Warning: mild spoilers for “Finding Dory” below.
It’s been 13 years since Pixar introduced us to Marlin, his son Nemo, and their absent-minded friend Dory in “Finding Nemo,” an animated hit that felt like it took over the world when it came out. And finally director Andrew Stanton (also of “Wall-E”) has given us a sequel.
“Finding Dory” takes us back to the bottom of the ocean a year after Marlin (Albert Brooks) went on his adventure to find Nemo and gained a friend in Dory (Ellen DeGeneres). But this time the focus shifts to Dory, who even though she suffers from memory loss has flashes of the past, which have made her realise she has parents and lost them years ago.

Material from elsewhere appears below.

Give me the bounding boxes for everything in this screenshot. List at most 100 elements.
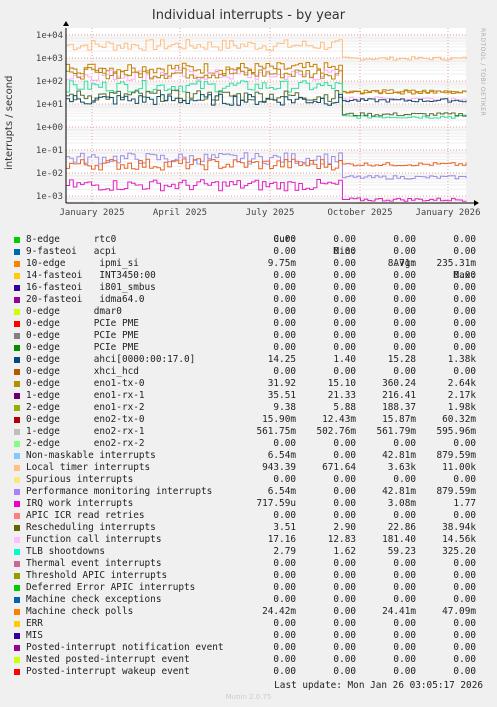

Pixar, like the Disney of the old days, is never shy to pull the heartstrings, and this movie is no different. Flashbacks of an adorably wide-eyed baby Dory with her parents (Eugene Levy and Diane Keaton) struggling to hold onto her memories, and eventually alone in the open water with no clue of her parents’ whereabouts, are heartbreaking.
But these memories serve a purpose: motivating Dory to seek out her parents. With the area where she once lived fresh in her mind, she, along with Marlin and Nemo, sets out to find her family.
The movie is slow out of the starting gate, but finally takes off after the trio arrives at the Marine Life Institute in California and begins to interact with the sea life there. The appearance of ill-tempered octopus Hank (Ed O’Neill) is a triumph of not just CGI animation, but a well-written character who is the polar opposite of the babbling Dory.
As Dory is split from Marlin and Nemo, we move back and forth from Dory’s search for her parents and the clownfish searching for Dory. Funny predicaments occur to both until finally they meet back toward the end, just in time for a satisfying finale.
“Finding Dory” certainly doesn’t break any new ground in terms of story or subjects tackled. And it certainly doesn’t have the magic of “Finding Nemo,” which hit a home run with every plot point and character.
There’s still a lot to enjoy about “Finding Dory” — the near-sighted whale shark Destiny (Kaitlin Olson) and beluga whale Bailey (Ty Burrell) are hysterically fun, and the recurring joke of a celebrity as the voice of the institute never gets old — but the overcoming of all odds and fears that made us love “Nemo” doesn’t have the same punch in “Dory.”
Still, it’s great to see the gang back together.
“Finding Dory” opens on Friday in theatres.